Not long after Warner Brothers gave him his first directing assignment in 1941 (The Maltese Falcon), Huston was sketching out each shot and selecting a superior cast. While other directors were being tossed million dollar budgets and elaborate studio contracts, Huston quietly analyzed how he would best use his $300,000 allowance and eight week window.
"He shot economically, eschewing the many protective shots favored by timid directors,” said film writer Peter Flint. “He edited cerebrally so that financial backers would have trouble trying to cut scenes."

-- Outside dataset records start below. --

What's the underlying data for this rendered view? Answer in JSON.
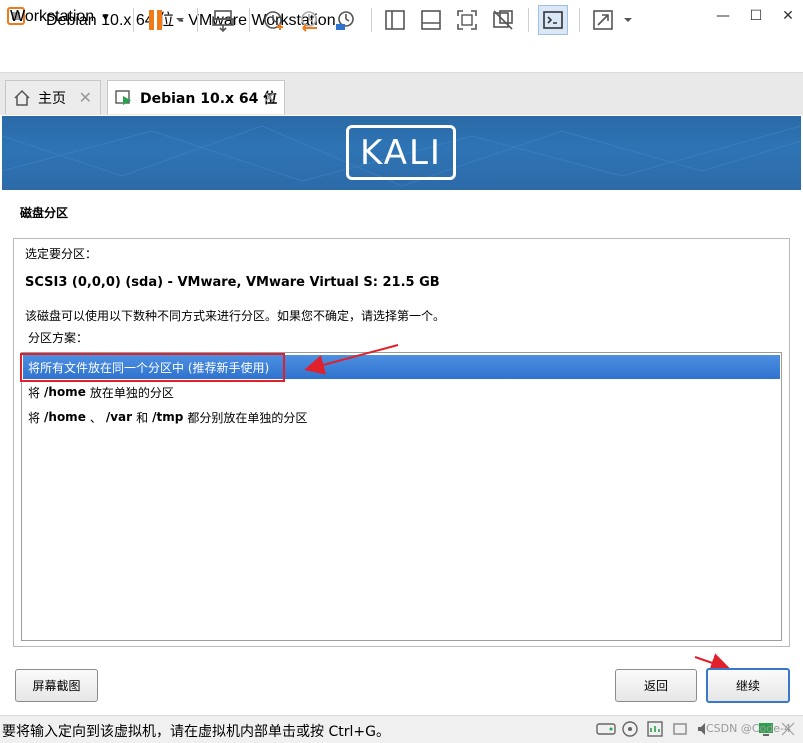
{
  "window": {
    "title": "Debian 10.x 64 位 - VMware Workstation",
    "minimize": "—",
    "maximize": "☐",
    "close": "✕"
  },
  "toolbar": {
    "menu_label": "Workstation",
    "menu_arrow": "▾",
    "icons": [
      "pause-icon",
      "send-ctrl-alt-del-icon",
      "snapshot-take-icon",
      "snapshot-revert-icon",
      "snapshot-manager-icon",
      "sidebar-toggle-icon",
      "thumbnail-bar-icon",
      "fullscreen-icon",
      "unity-icon",
      "console-icon",
      "stretch-icon"
    ]
  },
  "tabs": [
    {
      "label": "主页",
      "close": "✕"
    },
    {
      "label": "Debian 10.x 64 位",
      "close": "✕"
    }
  ],
  "vm": {
    "banner_logo": "KALI",
    "section_title": "磁盘分区",
    "select_label": "选定要分区：",
    "disk_name": "SCSI3 (0,0,0) (sda) - VMware, VMware Virtual S: 21.5 GB",
    "hint": "该磁盘可以使用以下数种不同方式来进行分区。如果您不确定，请选择第一个。",
    "scheme_label": "分区方案：",
    "options": [
      {
        "text": "将所有文件放在同一个分区中 (推荐新手使用)",
        "selected": true
      },
      {
        "pre": "将",
        "bold1": "/home",
        "post": "放在单独的分区"
      },
      {
        "pre": "将",
        "bold1": "/home",
        "mid1": "、",
        "bold2": "/var",
        "mid2": "和",
        "bold3": "/tmp",
        "post": "都分别放在单独的分区"
      }
    ],
    "buttons": {
      "screenshot": "屏幕截图",
      "back": "返回",
      "continue": "继续"
    }
  },
  "annotations": {
    "highlight_color": "#e0212b"
  },
  "statusbar": {
    "text": "要将输入定向到该虚拟机，请在虚拟机内部单击或按 Ctrl+G。",
    "watermark": "CSDN @Code-4"
  },
  "colors": {
    "selection": "#2f73cf",
    "banner": "#2e74b5",
    "pause_orange": "#f07a19"
  }
}
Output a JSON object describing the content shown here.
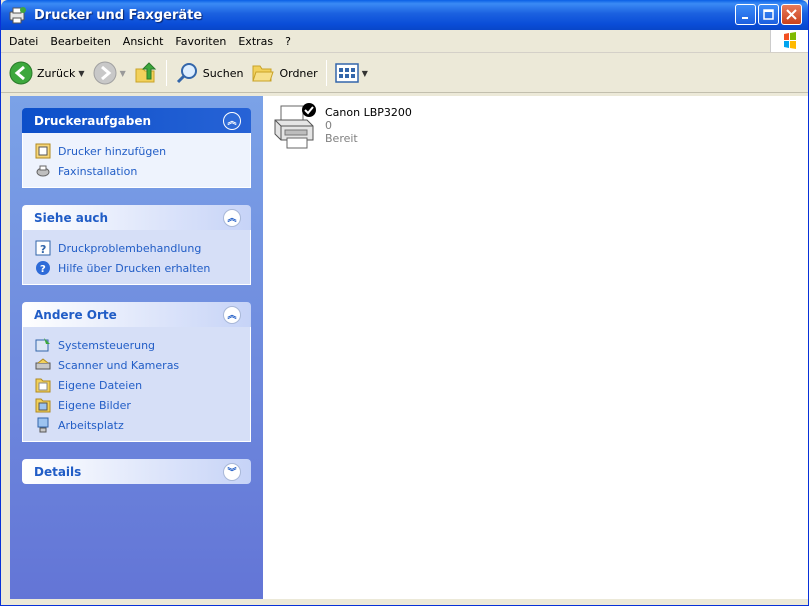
{
  "window": {
    "title": "Drucker und Faxgeräte"
  },
  "menu": [
    "Datei",
    "Bearbeiten",
    "Ansicht",
    "Favoriten",
    "Extras",
    "?"
  ],
  "toolbar": {
    "back_label": "Zurück",
    "search_label": "Suchen",
    "folders_label": "Ordner"
  },
  "panels": {
    "tasks": {
      "title": "Druckeraufgaben",
      "links": [
        "Drucker hinzufügen",
        "Faxinstallation"
      ]
    },
    "see_also": {
      "title": "Siehe auch",
      "links": [
        "Druckproblembehandlung",
        "Hilfe über Drucken erhalten"
      ]
    },
    "other_places": {
      "title": "Andere Orte",
      "links": [
        "Systemsteuerung",
        "Scanner und Kameras",
        "Eigene Dateien",
        "Eigene Bilder",
        "Arbeitsplatz"
      ]
    },
    "details": {
      "title": "Details"
    }
  },
  "printers": [
    {
      "name": "Canon LBP3200",
      "documents": "0",
      "status": "Bereit",
      "icon": "printer-default-icon"
    }
  ],
  "colors": {
    "titlebar": "#0A4DD8",
    "sidebar_top": "#7BA2E7",
    "sidebar_bottom": "#6375D6",
    "panel_title": "#215DC6",
    "link": "#215DC6"
  }
}
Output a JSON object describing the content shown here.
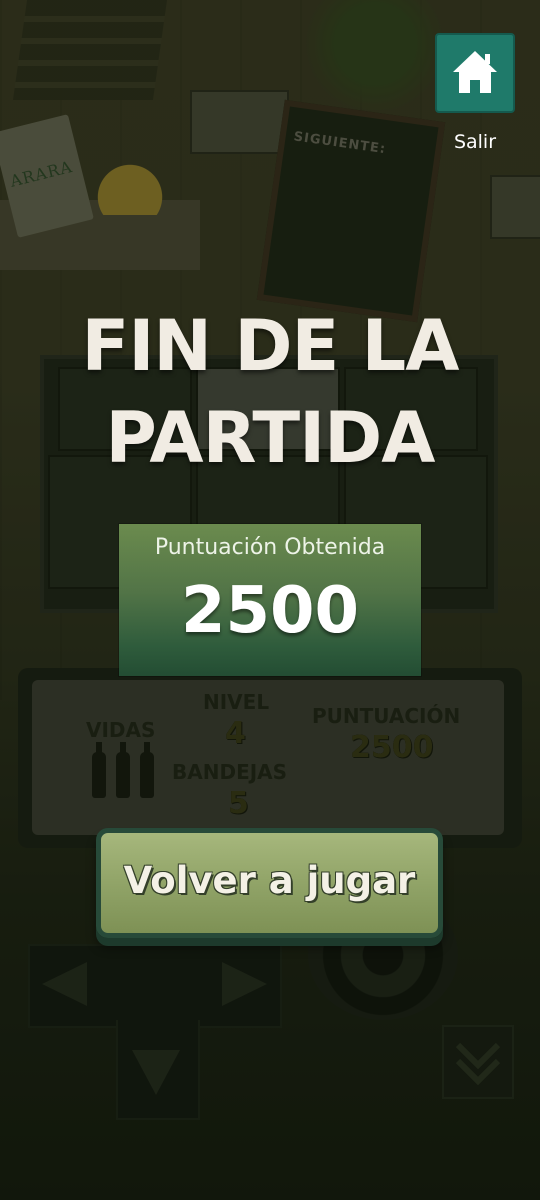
{
  "exit_button": {
    "label": "Salir",
    "icon": "home-icon",
    "color": "#1f7a6a"
  },
  "title": {
    "line1": "FIN DE LA",
    "line2": "PARTIDA"
  },
  "score_card": {
    "label": "Puntuación Obtenida",
    "value": "2500"
  },
  "replay_button": {
    "label": "Volver a jugar"
  },
  "background": {
    "sign_text": "ARARA",
    "board_text": "SIGUIENTE:",
    "hud": {
      "lives_label": "VIDAS",
      "lives_count": 3,
      "level_label": "NIVEL",
      "level_value": "4",
      "trays_label": "BANDEJAS",
      "trays_value": "5",
      "score_label": "PUNTUACIÓN",
      "score_value": "2500"
    }
  }
}
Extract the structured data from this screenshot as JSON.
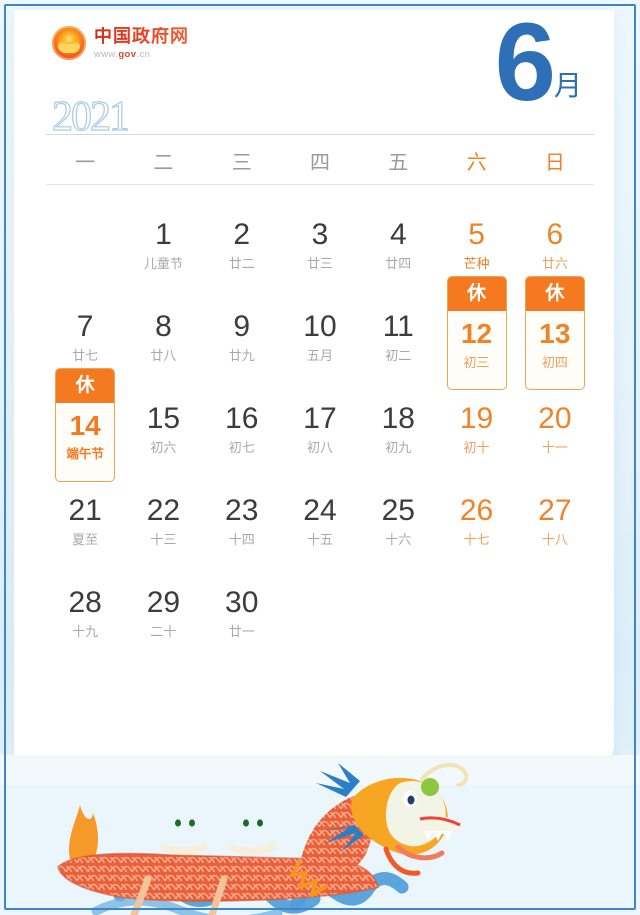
{
  "brand": {
    "emblem_icon": "china-national-emblem-icon",
    "name": "中国政府网",
    "url_prefix": "www.",
    "url_mid": "gov",
    "url_suffix": ".cn",
    "name_color": "#d93a1c"
  },
  "header": {
    "year": "2021",
    "month_number": "6",
    "month_unit": "月",
    "month_color": "#2f6fb8",
    "year_outline_color": "#a8cbe6"
  },
  "weekdays": [
    {
      "label": "一",
      "weekend": false
    },
    {
      "label": "二",
      "weekend": false
    },
    {
      "label": "三",
      "weekend": false
    },
    {
      "label": "四",
      "weekend": false
    },
    {
      "label": "五",
      "weekend": false
    },
    {
      "label": "六",
      "weekend": true
    },
    {
      "label": "日",
      "weekend": true
    }
  ],
  "colors": {
    "weekend": "#f08327",
    "holiday_orange": "#f47920",
    "holiday_border": "#f0a44e",
    "weekday_gray": "#9b9b9b",
    "lunar_gray": "#a9a9a9",
    "card_bg": "#ffffff",
    "page_bg": "#eaf5fc",
    "frame_border": "#3f86c9"
  },
  "holiday_tag_label": "休",
  "weeks": [
    [
      {
        "empty": true
      },
      {
        "day": "1",
        "lunar": "儿童节",
        "weekend": false,
        "holiday": false,
        "term": false
      },
      {
        "day": "2",
        "lunar": "廿二",
        "weekend": false,
        "holiday": false,
        "term": false
      },
      {
        "day": "3",
        "lunar": "廿三",
        "weekend": false,
        "holiday": false,
        "term": false
      },
      {
        "day": "4",
        "lunar": "廿四",
        "weekend": false,
        "holiday": false,
        "term": false
      },
      {
        "day": "5",
        "lunar": "芒种",
        "weekend": true,
        "holiday": false,
        "term": true
      },
      {
        "day": "6",
        "lunar": "廿六",
        "weekend": true,
        "holiday": false,
        "term": false
      }
    ],
    [
      {
        "day": "7",
        "lunar": "廿七",
        "weekend": false,
        "holiday": false,
        "term": false
      },
      {
        "day": "8",
        "lunar": "廿八",
        "weekend": false,
        "holiday": false,
        "term": false
      },
      {
        "day": "9",
        "lunar": "廿九",
        "weekend": false,
        "holiday": false,
        "term": false
      },
      {
        "day": "10",
        "lunar": "五月",
        "weekend": false,
        "holiday": false,
        "term": false
      },
      {
        "day": "11",
        "lunar": "初二",
        "weekend": false,
        "holiday": false,
        "term": false
      },
      {
        "day": "12",
        "lunar": "初三",
        "weekend": true,
        "holiday": true,
        "term": false
      },
      {
        "day": "13",
        "lunar": "初四",
        "weekend": true,
        "holiday": true,
        "term": false
      }
    ],
    [
      {
        "day": "14",
        "lunar": "端午节",
        "weekend": false,
        "holiday": true,
        "festival": true,
        "term": false
      },
      {
        "day": "15",
        "lunar": "初六",
        "weekend": false,
        "holiday": false,
        "term": false
      },
      {
        "day": "16",
        "lunar": "初七",
        "weekend": false,
        "holiday": false,
        "term": false
      },
      {
        "day": "17",
        "lunar": "初八",
        "weekend": false,
        "holiday": false,
        "term": false
      },
      {
        "day": "18",
        "lunar": "初九",
        "weekend": false,
        "holiday": false,
        "term": false
      },
      {
        "day": "19",
        "lunar": "初十",
        "weekend": true,
        "holiday": false,
        "term": false
      },
      {
        "day": "20",
        "lunar": "十一",
        "weekend": true,
        "holiday": false,
        "term": false
      }
    ],
    [
      {
        "day": "21",
        "lunar": "夏至",
        "weekend": false,
        "holiday": false,
        "term": false
      },
      {
        "day": "22",
        "lunar": "十三",
        "weekend": false,
        "holiday": false,
        "term": false
      },
      {
        "day": "23",
        "lunar": "十四",
        "weekend": false,
        "holiday": false,
        "term": false
      },
      {
        "day": "24",
        "lunar": "十五",
        "weekend": false,
        "holiday": false,
        "term": false
      },
      {
        "day": "25",
        "lunar": "十六",
        "weekend": false,
        "holiday": false,
        "term": false
      },
      {
        "day": "26",
        "lunar": "十七",
        "weekend": true,
        "holiday": false,
        "term": false
      },
      {
        "day": "27",
        "lunar": "十八",
        "weekend": true,
        "holiday": false,
        "term": false
      }
    ],
    [
      {
        "day": "28",
        "lunar": "十九",
        "weekend": false,
        "holiday": false,
        "term": false
      },
      {
        "day": "29",
        "lunar": "二十",
        "weekend": false,
        "holiday": false,
        "term": false
      },
      {
        "day": "30",
        "lunar": "廿一",
        "weekend": false,
        "holiday": false,
        "term": false
      },
      {
        "empty": true
      },
      {
        "empty": true
      },
      {
        "empty": true
      },
      {
        "empty": true
      }
    ]
  ],
  "illustration": {
    "name": "dragon-boat-illustration",
    "elements": [
      "dragon-boat",
      "dragon-head",
      "zongzi-character",
      "zongzi-character",
      "flame-tail",
      "blue-wave",
      "far-mountains"
    ]
  }
}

That vision and perfectionism helped deem Huston one of the most influential filmmakers of the Hollywood golden age. Time and again, Huston shattered critics’ preconceptions of what quality filmmaking could do- first with his early career as a screenwriter for Universal Studios, next collaborating on majors films like Jezebal and Dr. Echrlich’s Magic Bullet, and then in rapid succession with brilliant adaptations of some of the most treasured stories of literary history (The African Queen, Moby Dick).
“I think the camera is an eye as well as a mind,” said Huston, when asked how he envisioned his films. “Everything we do with the camera has physiological and mental significance.”
An intensely sentimental man who made time for little beyond his work and his family, Huston had a demeanor that was special, he became, in a way, his most iconic creation, from his trademark soothing voice to his deep and endearing love for animals.
“He liked to be in wild places.” said Anjelica Huston, John’s daughter and Hollywood acclaimed actress. “He liked animals as much as he liked people.”
Even amidst the “grand narratives” of the twentieth century like religion, war and freedom, Huston’s relentless creativity and extraordinary resilience kept his focus on tackling the tough issues head on.
During his years with the Army Signal Corps in World War II, his captain assignment as filmmaker brought him deep into the heat of soldier survival. While serving in uniform, Huston indulged his love of film and raw thematic inspirations (truth, meaning) and produced three films that are now considered to be some of WWII’s finest.
Huston was that kind of artist. It was all about the human experience.
Born in 1906, Huston quickly became the product of divorce and subsequently spent most of his childhood bouncing from one boarding school to another. His father, Walter Huston, a famous Hollywood actor who later would star in many of his son’s pictures, encouraged Huston’s talent and interest in the arts. His mother Reah, a sports editor, was believed to have held a strenuous relationship with her son, a gift that left Huston so challenged in the area of romance that several of his conquests “always felt that John was ridden by witches.”
By the time most young men were graduating from college, Huston had already tried his hat at amateur boxing, reporting, and calvary riding (among many others). However fascinating these avenues were to some, they soon proved tiresome for Huston. Hungering for that air of opportunity only Hollywood could provide, the 31-year-old returned to Los Angeles committed to pursuing a writing career.
With fast screenwriting success came a heightened need to further follow his dream of filmmaking. In 1941, the fledging Huston not yet a directorial success, Warner Brothers’ Jack Warner gave Huston his first shot on the set of The Maltese Falcon. Upon critics hailing the film a “classic”, Huston launched a directing career that would quickly turn into a wild success.
From Mexico on the set of The Treasure of the Sierra Madre (1948), to Africa and The African Queen (1951), to the fishing village of New Bedford, Massachusetts and the three 100-foot prop whales used for Moby Dick (1956), Huston continued to sketch scenes beforehand, and remain insightful about human nature and life predicaments.
Creating his films while they were being shot was a way of life. No overzealous takes, no fancy camerawork, no elaborate editing. Come filming, Huston could be found behind his sketchpad, exploring a stylistic close-up, or playing with any animals nearby (as he did with his favorite elephant on set of his film The Bible: In the Beginning (1966)).
As millions of people worldwide continue to experience his artistic creations, it seems safe to predict John Huston’s influence will endure for decades to come.